Proposal: *value classes*, instances of which are *value objects*

The term "value" is meant to suggest an entity that doesn't rely on mutation, 
uniqueness of instances, or other features that come with identity. A value 
object with certain field values is the same (per ==), now and always, as every 
"other" value object with those field values.

(A value object is *not* necessarily immutable all the way down, because its 
fields can refer to identity objects. If programmers want clean immutable 
semantics, they shouldn't write code (like 'equals') that depends on these 
identity objects' mutable state. But I think the "value" term is still 
reasonable.)

This feels like it may be an intuitive way to talk about identity without 
resorting to something verbose and negative like "non-identity".

If you've been following along all this time, there's potential for confusion: 
a "value class" has little to do with a "primitive value type", as we've used 
the term in JEP 401. We're thinking the latter can just become "primitive 
type", leading to the following two-axis interpretation of the Valhalla 
features:

---------------------------------------------------------------------------------------------
Value class reference type (B2 & B3.ref)        | Identity class type (B1)
---------------------------------------------------------------------------------------------
Value class primitive type (B3)                 |
---------------------------------------------------------------------------------------------

Columns: value class vs. identity class. Rows: reference type vs. primitive 
type. (Avoid "value type", which may not mean what you think it means.)

Fortunately, the renaming exercise is just a problem for those of us who have 
been closely involved in the project.

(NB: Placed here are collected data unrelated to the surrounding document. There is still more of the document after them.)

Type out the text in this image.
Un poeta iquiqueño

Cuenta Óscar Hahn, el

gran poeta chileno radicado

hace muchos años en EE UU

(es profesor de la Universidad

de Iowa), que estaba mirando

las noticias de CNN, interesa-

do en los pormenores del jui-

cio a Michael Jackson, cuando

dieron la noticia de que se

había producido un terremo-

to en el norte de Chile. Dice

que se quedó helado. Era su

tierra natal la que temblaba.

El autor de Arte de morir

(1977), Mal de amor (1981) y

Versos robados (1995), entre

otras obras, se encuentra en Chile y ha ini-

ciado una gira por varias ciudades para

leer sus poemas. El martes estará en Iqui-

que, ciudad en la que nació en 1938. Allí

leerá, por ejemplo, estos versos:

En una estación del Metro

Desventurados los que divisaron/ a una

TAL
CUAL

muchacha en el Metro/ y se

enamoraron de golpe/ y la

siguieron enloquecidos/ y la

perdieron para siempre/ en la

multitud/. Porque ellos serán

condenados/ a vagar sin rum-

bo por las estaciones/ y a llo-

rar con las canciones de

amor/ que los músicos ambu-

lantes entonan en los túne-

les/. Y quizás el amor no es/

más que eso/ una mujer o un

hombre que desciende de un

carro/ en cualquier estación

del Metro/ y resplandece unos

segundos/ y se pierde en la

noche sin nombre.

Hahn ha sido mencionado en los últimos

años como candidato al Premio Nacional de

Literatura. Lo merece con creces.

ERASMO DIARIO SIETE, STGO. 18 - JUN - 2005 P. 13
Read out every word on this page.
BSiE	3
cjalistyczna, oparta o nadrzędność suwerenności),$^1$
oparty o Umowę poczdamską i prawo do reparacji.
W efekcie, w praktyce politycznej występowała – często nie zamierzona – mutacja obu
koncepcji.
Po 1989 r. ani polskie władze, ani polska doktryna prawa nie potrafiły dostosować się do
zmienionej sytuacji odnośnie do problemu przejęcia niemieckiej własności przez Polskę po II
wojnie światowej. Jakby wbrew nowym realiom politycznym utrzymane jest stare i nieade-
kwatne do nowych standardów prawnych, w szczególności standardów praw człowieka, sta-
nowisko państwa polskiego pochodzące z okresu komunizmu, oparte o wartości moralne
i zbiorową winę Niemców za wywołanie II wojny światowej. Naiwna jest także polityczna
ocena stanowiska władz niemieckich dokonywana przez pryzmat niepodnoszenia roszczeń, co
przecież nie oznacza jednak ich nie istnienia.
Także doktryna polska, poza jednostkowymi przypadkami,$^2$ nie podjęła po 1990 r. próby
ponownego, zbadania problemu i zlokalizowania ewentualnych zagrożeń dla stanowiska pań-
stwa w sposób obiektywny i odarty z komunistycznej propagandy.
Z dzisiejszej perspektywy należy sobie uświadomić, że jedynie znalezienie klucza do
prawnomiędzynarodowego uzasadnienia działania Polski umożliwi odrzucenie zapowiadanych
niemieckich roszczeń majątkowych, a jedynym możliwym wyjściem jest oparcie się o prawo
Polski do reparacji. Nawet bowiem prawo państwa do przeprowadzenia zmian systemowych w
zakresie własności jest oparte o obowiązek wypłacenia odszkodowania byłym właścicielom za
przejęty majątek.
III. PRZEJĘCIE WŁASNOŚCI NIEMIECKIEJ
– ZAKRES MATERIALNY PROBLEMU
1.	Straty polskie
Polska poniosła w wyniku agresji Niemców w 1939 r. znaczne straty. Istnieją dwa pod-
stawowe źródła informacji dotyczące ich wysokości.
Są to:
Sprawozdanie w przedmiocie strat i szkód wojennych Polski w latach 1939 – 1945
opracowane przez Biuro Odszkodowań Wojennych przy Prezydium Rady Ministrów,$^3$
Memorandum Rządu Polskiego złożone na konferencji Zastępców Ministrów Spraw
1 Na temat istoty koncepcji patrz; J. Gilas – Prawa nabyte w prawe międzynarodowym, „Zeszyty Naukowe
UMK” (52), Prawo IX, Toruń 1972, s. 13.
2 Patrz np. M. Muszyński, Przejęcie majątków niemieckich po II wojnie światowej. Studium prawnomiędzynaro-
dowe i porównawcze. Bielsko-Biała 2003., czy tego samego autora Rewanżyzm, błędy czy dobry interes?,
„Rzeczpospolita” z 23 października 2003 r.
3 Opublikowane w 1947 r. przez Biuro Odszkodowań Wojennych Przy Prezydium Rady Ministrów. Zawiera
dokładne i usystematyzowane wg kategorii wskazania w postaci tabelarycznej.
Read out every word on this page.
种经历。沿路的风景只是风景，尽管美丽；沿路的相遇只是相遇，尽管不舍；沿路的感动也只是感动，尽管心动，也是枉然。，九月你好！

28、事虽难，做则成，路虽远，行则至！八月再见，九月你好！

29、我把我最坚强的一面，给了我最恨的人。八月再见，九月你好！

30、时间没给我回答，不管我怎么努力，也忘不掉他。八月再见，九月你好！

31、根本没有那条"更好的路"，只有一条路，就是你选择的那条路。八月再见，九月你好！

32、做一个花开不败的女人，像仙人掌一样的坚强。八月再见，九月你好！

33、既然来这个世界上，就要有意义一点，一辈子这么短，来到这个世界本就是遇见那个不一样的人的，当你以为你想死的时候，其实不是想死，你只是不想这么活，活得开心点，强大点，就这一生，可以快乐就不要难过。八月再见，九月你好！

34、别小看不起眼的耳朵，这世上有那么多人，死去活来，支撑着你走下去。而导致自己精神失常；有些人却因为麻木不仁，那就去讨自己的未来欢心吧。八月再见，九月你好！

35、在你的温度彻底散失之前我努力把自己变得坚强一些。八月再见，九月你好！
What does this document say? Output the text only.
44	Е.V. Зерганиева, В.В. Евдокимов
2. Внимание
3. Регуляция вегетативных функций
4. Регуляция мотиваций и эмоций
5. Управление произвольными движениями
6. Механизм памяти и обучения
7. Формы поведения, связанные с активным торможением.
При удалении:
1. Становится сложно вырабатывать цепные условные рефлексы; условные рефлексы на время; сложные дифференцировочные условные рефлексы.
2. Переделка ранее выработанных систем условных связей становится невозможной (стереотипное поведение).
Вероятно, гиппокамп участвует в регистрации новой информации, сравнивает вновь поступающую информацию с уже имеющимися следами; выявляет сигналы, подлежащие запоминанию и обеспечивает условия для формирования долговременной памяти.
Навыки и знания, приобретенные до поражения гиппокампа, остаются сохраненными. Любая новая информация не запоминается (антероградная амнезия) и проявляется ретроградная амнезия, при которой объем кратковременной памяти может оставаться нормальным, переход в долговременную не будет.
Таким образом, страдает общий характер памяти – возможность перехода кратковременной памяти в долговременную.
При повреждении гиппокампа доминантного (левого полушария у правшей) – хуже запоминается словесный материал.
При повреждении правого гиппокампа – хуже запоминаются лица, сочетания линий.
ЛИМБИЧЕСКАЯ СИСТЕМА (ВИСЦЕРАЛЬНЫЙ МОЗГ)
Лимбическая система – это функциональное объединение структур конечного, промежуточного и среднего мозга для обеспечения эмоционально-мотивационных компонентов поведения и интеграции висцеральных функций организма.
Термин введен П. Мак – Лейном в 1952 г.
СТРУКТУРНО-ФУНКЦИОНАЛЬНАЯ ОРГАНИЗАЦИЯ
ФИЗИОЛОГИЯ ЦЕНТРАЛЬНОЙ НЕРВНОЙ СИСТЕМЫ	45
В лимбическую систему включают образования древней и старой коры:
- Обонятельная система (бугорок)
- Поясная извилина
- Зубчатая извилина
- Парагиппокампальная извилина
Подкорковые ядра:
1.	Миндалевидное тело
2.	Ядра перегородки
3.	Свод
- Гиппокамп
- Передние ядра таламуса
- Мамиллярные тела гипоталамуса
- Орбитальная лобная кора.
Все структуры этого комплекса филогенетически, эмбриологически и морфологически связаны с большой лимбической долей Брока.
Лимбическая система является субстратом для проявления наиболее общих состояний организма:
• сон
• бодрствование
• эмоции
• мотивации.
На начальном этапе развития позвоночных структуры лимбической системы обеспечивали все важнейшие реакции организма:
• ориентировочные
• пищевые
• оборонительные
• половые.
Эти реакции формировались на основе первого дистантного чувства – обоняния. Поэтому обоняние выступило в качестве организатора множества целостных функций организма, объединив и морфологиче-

Everybody else will approach this grid 
with fresh eyes.

(Another old term that I am still finding useful, perhaps in a slightly 
different way: "inline", describing any JVM implementation strategy that 
encodes value objects directly as a sequence of field values.)

Here's a new JEP draft that incorporates this terminology and sets us up to 
deliver Bucket 2 classes, potentially as a separate feature from Bucket 3:

https://bugs.openjdk.java.net/browse/JDK-8277163

Much of JEP 401 ends up here; a revised JEP 401 would just talk about primitive 
classes and types as a special kind of of value class.